En una sociedad donde podemos acceder a la información a velocidades vertiginosas y donde los mitos y las desconfianzas están más presentes que nunca, el escepticismo hacia la industria salmonera, alimentado por campañas de boicot en redes sociales, se intensifica en la era digital. A esto se suma la alta conectividad de la población actual: según un estudio, en Chile existen 18,6 millones de usuarios de internet a enero de 2025. Este alto índice de conectividad redefine la manera en que la sociedad accede y procesa la información.
Tecnología y transparencia: Pilares de la nueva salmonicultura
Abrir las puertas de la industria del salmón a la comunidad no es solo parte de una estrategia de transparencia, sino como lo han constatado las prácticas de la industria que, además, ya se convierte en una necesidad inminente. La salmonicultura, por su parte, es una de las actividades económicas más relevantes de Chile que desde sus inicios ha sido observada con desconfianza por algunos sectores de la sociedad. No obstante algunas iniciativas, como el programa Turismo Salmonero, impulsado por Mowi, demuestran que la apertura y el diálogo nos permiten derribar los estereotipos y acercarnos a las actividades que permiten este tipo de industrias.
Una reciente visita a Chonchi, Chiloé, en la región de Los Lagos, permitió a líderes sociales, autoridades y educadores explorar el núcleo de la producción salmonera. Ya sea en la sala de control de alimentación remota o su piscicultura de recirculación, los visitantes pudieron darse cuenta cómo la tecnología y la innovación son parte fundamental de esta actividad.
Ricardo Gantenbein, gerente de Producción de Mowi, informó durante la visita que la empresa alcanzó una producción de 72.500 toneladas HOG en 2024, y aspiran a sobrepasar esas cifras este año. Pero más

allá de la cantidad, lo que mantiene viva esa palabra es el compromiso con la calidad y la mejora continua. No se trata de producir más, sino de hacerlo de una manera sostenible, eficiente y transparente. Tal como bien indicó el alcalde de Chonchi Fernando Oyarzún, «estas iniciativas hacen bien y el desafío está en hacerlo mejor».
La digitalización y automatización de la producción optimizan el uso de recursos y minimizan el impacto ambiental.
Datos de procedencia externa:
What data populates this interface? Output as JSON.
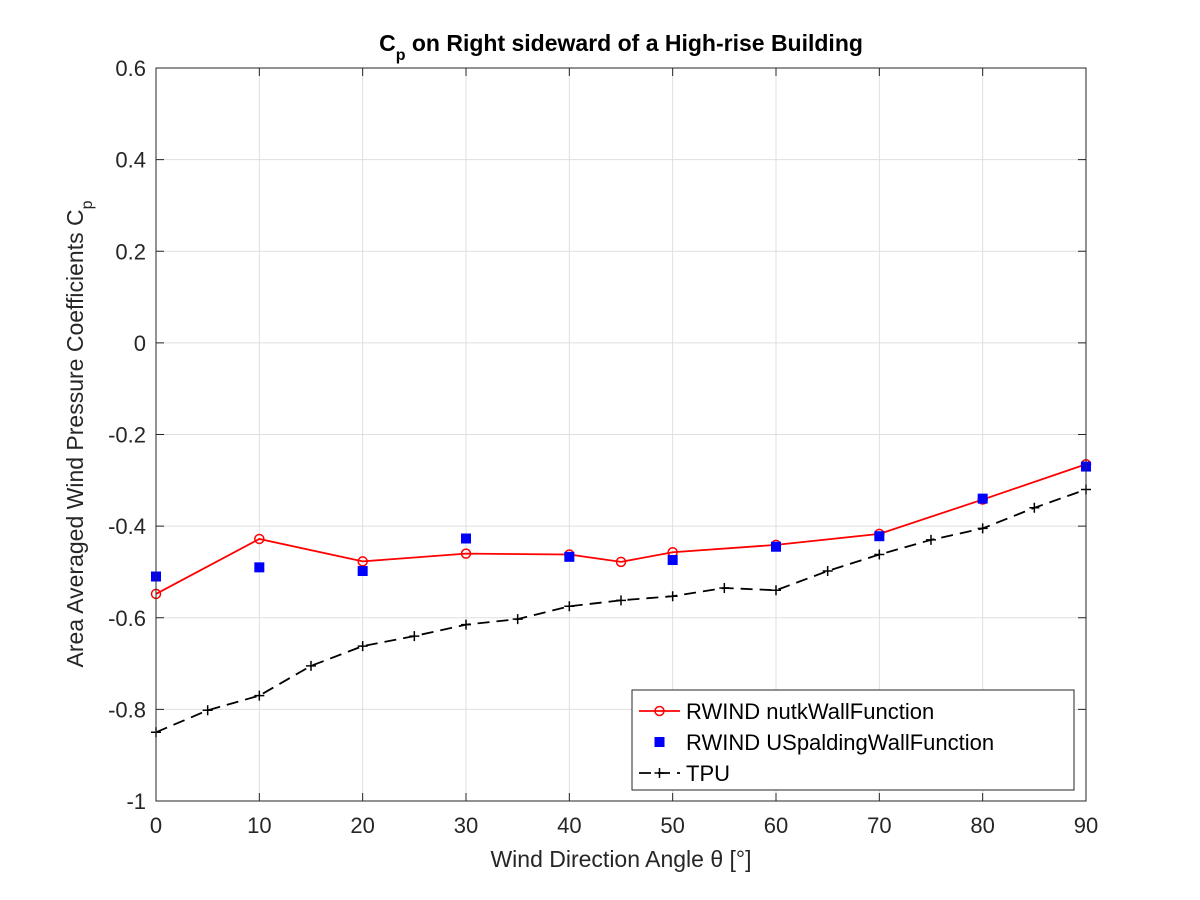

Estas técnicas no son un avance netamente técnico, sino una respuesta a las exigencias de una sociedad que va tomando conciencia de lo importante que es mitigar el impacto en el medio ambiente.
El factor humano: Corazón de una industria en evolución
Pero, más allá de la tecnología, sería ilógico obviar el hecho cierto de que lo que verdaderamente marca la diferencia en estas iniciativas, es aquel impacto humano. Para muchas y muchos pescadores, fue la primera vez que pudieron observar de cerca la tarea que se desarrolla en los centros de cultivo, lo que no diluye simplemente la desconfianza en la naturaleza de la industria, sino que también logra potenciar un sentido de pertenencia y de orgullo.
Una trabajadora de Mowi, compartía su emoción con su experiencia de la siguiente manera: «Llevo nueve años en la empresa y nunca había llegado a conocer un centro de mar, me impresionó la magnitud y el trabajo que se realiza». Su testimonio daba cuenta también de que, a fin de cuentas, la industria del salmón no es solo peces y tecnología, es también gente que día tras día contribuye a desarrollarla.
Abrir las puertas de la industria del salmón no representa únicamente un acto de transparencia, sino que también supone una manera de generar puentes de conocimiento y confianza. Al mostrar cómo se produce el salmón, cómo se cuida el entorno y cómo se involucra a las comunidades que le rodean, la industria no solo se defiende ante las críticas, sino que también se posiciona como un actor importante del desarrollo sustentable del país.
En un escenario donde la desinformación puede fragmentar, actividades como Turismo Salmonero señalan el camino hacia la confianza y el desarrollo sostenible. El trabajo entre la industria y la comunidad es clave para construir un futuro donde el salmón sea sinónimo de alimento, conocimiento, innovación y conexión con las personas.